Plutôt qu’un remake du film de Verhoeven, nous avons ici affaire à une varia­tion sur thème impo­sé. L’action n’est plus autant au cœur du film, qui s’offre un peu plus d’in­tros­pec­tion et, sur­tout, un vrai per­son­nage inté­res­sant : le tou­bib (avec l’ex­cellent Gary Oldman, beau­coup plus posé et rai­son­nable que dans ses der­niers rôles), par­ta­gé entre la volon­té d’ai­der les han­di­ca­pés et d’a­mé­lio­rer la socié­té, la pour­suite de ses propres objec­tifs et l’af­fec­tion presque pater­nelle qu’il a pour sa créature.

Ça n’empêche pas le film d’être un peu bour­rin et bas de pla­fond par moments, ni de suivre un scé­na­rio réglé comme du papier à musique mais man­quant sou­vent d’o­ri­gi­na­li­té.
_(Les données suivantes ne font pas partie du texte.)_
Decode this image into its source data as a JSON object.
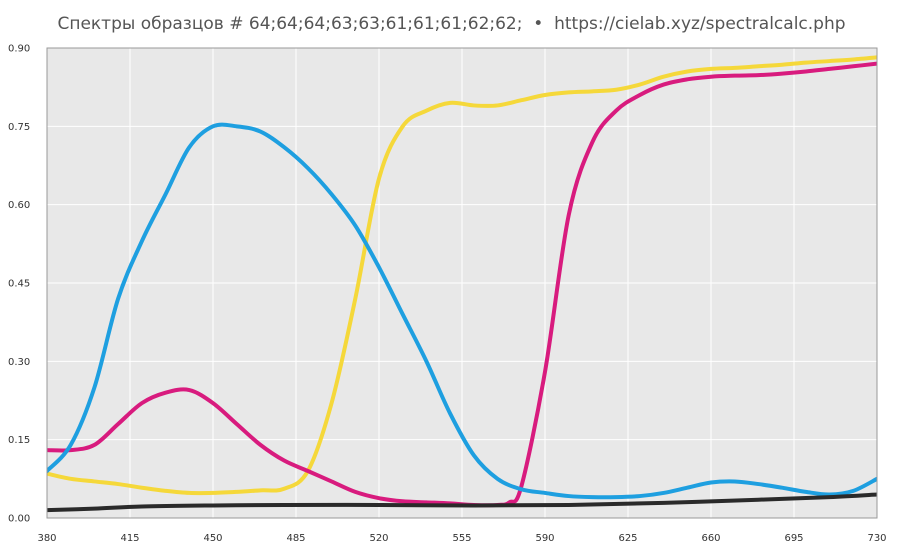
{
  "chart_data": {
    "type": "line",
    "title": "Спектры образцов # 64;64;64;63;63;61;61;61;62;62;  •  https://cielab.xyz/spectralcalc.php",
    "xlabel": "",
    "ylabel": "",
    "xlim": [
      380,
      730
    ],
    "ylim": [
      0,
      0.9
    ],
    "x_ticks": [
      "380",
      "415",
      "450",
      "485",
      "520",
      "555",
      "590",
      "625",
      "660",
      "695",
      "730"
    ],
    "y_ticks": [
      "0.00",
      "0.15",
      "0.30",
      "0.45",
      "0.60",
      "0.75",
      "0.90"
    ],
    "grid": true,
    "legend": "none",
    "colors": {
      "background": "#e8e8e8",
      "grid": "#ffffff",
      "frame": "#999999"
    },
    "series": [
      {
        "color": "#f5d83a",
        "x": [
          380,
          390,
          400,
          410,
          420,
          430,
          440,
          450,
          460,
          470,
          480,
          490,
          500,
          510,
          520,
          530,
          540,
          550,
          560,
          570,
          580,
          590,
          600,
          610,
          620,
          630,
          640,
          650,
          660,
          670,
          680,
          690,
          700,
          710,
          720,
          730
        ],
        "y": [
          0.085,
          0.075,
          0.07,
          0.065,
          0.058,
          0.052,
          0.048,
          0.048,
          0.05,
          0.053,
          0.056,
          0.09,
          0.22,
          0.42,
          0.65,
          0.75,
          0.78,
          0.795,
          0.79,
          0.79,
          0.8,
          0.81,
          0.815,
          0.817,
          0.82,
          0.83,
          0.845,
          0.855,
          0.86,
          0.862,
          0.865,
          0.868,
          0.872,
          0.875,
          0.878,
          0.882
        ]
      },
      {
        "color": "#d81b7e",
        "x": [
          380,
          390,
          400,
          410,
          420,
          430,
          440,
          450,
          460,
          470,
          480,
          490,
          500,
          510,
          520,
          530,
          540,
          550,
          560,
          570,
          575,
          580,
          590,
          600,
          610,
          620,
          630,
          640,
          650,
          660,
          670,
          680,
          690,
          700,
          710,
          720,
          730
        ],
        "y": [
          0.13,
          0.13,
          0.14,
          0.18,
          0.22,
          0.24,
          0.245,
          0.22,
          0.18,
          0.14,
          0.11,
          0.09,
          0.07,
          0.05,
          0.038,
          0.032,
          0.03,
          0.028,
          0.025,
          0.025,
          0.03,
          0.06,
          0.28,
          0.58,
          0.72,
          0.78,
          0.81,
          0.83,
          0.84,
          0.845,
          0.847,
          0.848,
          0.851,
          0.855,
          0.86,
          0.865,
          0.87
        ]
      },
      {
        "color": "#1e9fe0",
        "x": [
          380,
          390,
          400,
          410,
          420,
          430,
          440,
          450,
          460,
          470,
          480,
          490,
          500,
          510,
          520,
          530,
          540,
          550,
          560,
          570,
          580,
          590,
          600,
          610,
          620,
          630,
          640,
          650,
          660,
          670,
          680,
          690,
          700,
          710,
          720,
          730
        ],
        "y": [
          0.09,
          0.14,
          0.25,
          0.42,
          0.53,
          0.62,
          0.71,
          0.75,
          0.75,
          0.74,
          0.71,
          0.67,
          0.62,
          0.56,
          0.48,
          0.39,
          0.3,
          0.2,
          0.12,
          0.075,
          0.055,
          0.048,
          0.042,
          0.04,
          0.04,
          0.042,
          0.048,
          0.058,
          0.068,
          0.07,
          0.065,
          0.058,
          0.05,
          0.045,
          0.052,
          0.075
        ]
      },
      {
        "color": "#2a2a2a",
        "x": [
          380,
          400,
          420,
          450,
          480,
          520,
          560,
          600,
          640,
          680,
          710,
          730
        ],
        "y": [
          0.015,
          0.018,
          0.022,
          0.024,
          0.025,
          0.025,
          0.024,
          0.025,
          0.029,
          0.035,
          0.04,
          0.045
        ]
      }
    ]
  }
}
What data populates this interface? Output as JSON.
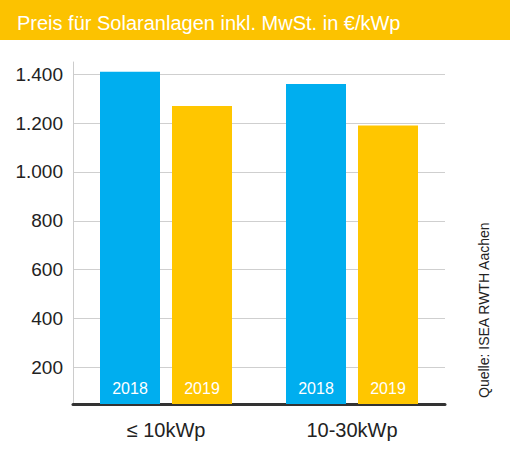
{
  "chart_data": {
    "type": "bar",
    "title": "Preis für Solaranlagen inkl. MwSt. in €/kWp",
    "categories": [
      "≤ 10kWp",
      "10-30kWp"
    ],
    "series": [
      {
        "name": "2018",
        "color": "#00aeef",
        "values": [
          1410,
          1360
        ]
      },
      {
        "name": "2019",
        "color": "#ffc600",
        "values": [
          1270,
          1190
        ]
      }
    ],
    "ylim": [
      50,
      1450
    ],
    "yticks": [
      200,
      400,
      600,
      800,
      {
        "value": 1000,
        "label": "1.000"
      },
      {
        "value": 1200,
        "label": "1.200"
      },
      {
        "value": 1400,
        "label": "1.400"
      }
    ],
    "grid": true,
    "annotations": [
      "Quelle: ISEA RWTH Aachen"
    ]
  }
}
Quant aux dix pre­mières minutes, elles font fran­che­ment flip­per tel­le­ment ça pue le patrio­tisme béat au pre­mier degré — heu­reu­se­ment, la suite remet un peu les choses en pers­pec­tive. Dans l’en­semble, pour les ama­teurs du genre, ça se regarde agréablement.